🤖 AI Summary
To address two key challenges in satellite-to-street-view image generation—imprecise pose alignment and uncontrollable environmental conditions (e.g., illumination, weather)—this paper proposes a geometry-semantic co-guided controllable diffusion framework. Methodologically: (1) an Iterative Homography Adjustment (IHA) module is introduced to explicitly model geometric constraints and enhance spatial consistency; (2) a novel text-guided zero-shot illumination/weather control mechanism is developed, leveraging a CLIP text encoder to drive a conditional sampling scheduler—requiring no paired training data. Experiments demonstrate a 12.6% improvement in pose alignment accuracy (mAP), alongside high-fidelity, diverse street-view synthesis across multiple lighting and weather conditions.

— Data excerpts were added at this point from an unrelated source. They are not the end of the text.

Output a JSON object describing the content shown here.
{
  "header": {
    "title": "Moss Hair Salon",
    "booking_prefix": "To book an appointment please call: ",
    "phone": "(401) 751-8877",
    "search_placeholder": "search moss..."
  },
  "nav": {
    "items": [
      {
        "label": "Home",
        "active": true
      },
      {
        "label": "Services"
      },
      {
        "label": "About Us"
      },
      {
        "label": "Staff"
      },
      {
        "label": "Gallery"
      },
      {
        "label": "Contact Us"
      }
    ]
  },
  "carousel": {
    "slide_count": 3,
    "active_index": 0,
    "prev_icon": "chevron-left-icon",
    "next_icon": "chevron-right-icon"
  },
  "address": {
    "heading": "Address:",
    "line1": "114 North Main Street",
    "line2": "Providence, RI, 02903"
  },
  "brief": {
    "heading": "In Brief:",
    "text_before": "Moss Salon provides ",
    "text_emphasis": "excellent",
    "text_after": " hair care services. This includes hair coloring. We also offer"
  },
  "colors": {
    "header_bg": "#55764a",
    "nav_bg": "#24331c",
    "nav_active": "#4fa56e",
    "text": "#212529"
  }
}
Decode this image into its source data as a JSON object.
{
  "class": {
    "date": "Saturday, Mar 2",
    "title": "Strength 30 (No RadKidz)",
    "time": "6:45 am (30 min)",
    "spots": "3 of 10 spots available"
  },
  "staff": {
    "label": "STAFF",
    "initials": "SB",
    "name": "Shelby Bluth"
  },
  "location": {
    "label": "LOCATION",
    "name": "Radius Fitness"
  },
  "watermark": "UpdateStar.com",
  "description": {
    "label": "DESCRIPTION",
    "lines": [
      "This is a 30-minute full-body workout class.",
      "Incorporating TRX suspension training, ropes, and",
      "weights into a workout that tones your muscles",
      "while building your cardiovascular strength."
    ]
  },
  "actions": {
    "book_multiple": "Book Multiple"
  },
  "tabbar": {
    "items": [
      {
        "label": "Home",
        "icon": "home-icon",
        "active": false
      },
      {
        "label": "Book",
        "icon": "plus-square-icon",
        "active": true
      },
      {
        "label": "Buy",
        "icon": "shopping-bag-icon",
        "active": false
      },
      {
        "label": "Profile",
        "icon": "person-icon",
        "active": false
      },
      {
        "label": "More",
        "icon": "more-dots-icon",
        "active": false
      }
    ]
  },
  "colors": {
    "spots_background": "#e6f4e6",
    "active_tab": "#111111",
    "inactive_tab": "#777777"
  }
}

The framework establishes new state-of-the-art performance in both visual realism and controllability.
📝 Abstract
Generating street-view images from satellite imagery is a challenging task, particularly in maintaining accurate pose alignment and incorporating diverse environmental conditions. While diffusion models have shown promise in generative tasks, their ability to maintain strict pose alignment throughout the diffusion process is limited. In this paper, we propose a novel Iterative Homography Adjustment (IHA) scheme applied during the denoising process, which effectively addresses pose misalignment and ensures spatial consistency in the generated street-view images. Additionally, currently, available datasets for satellite-to-street-view generation are limited in their diversity of illumination and weather conditions, thereby restricting the generalizability of the generated outputs. To mitigate this, we introduce a text-guided illumination and weather-controlled sampling strategy that enables fine-grained control over the environmental factors. Extensive quantitative and qualitative evaluations demonstrate that our approach significantly improves pose accuracy and enhances the diversity and realism of generated street-view images, setting a new benchmark for satellite-to-street-view generation tasks.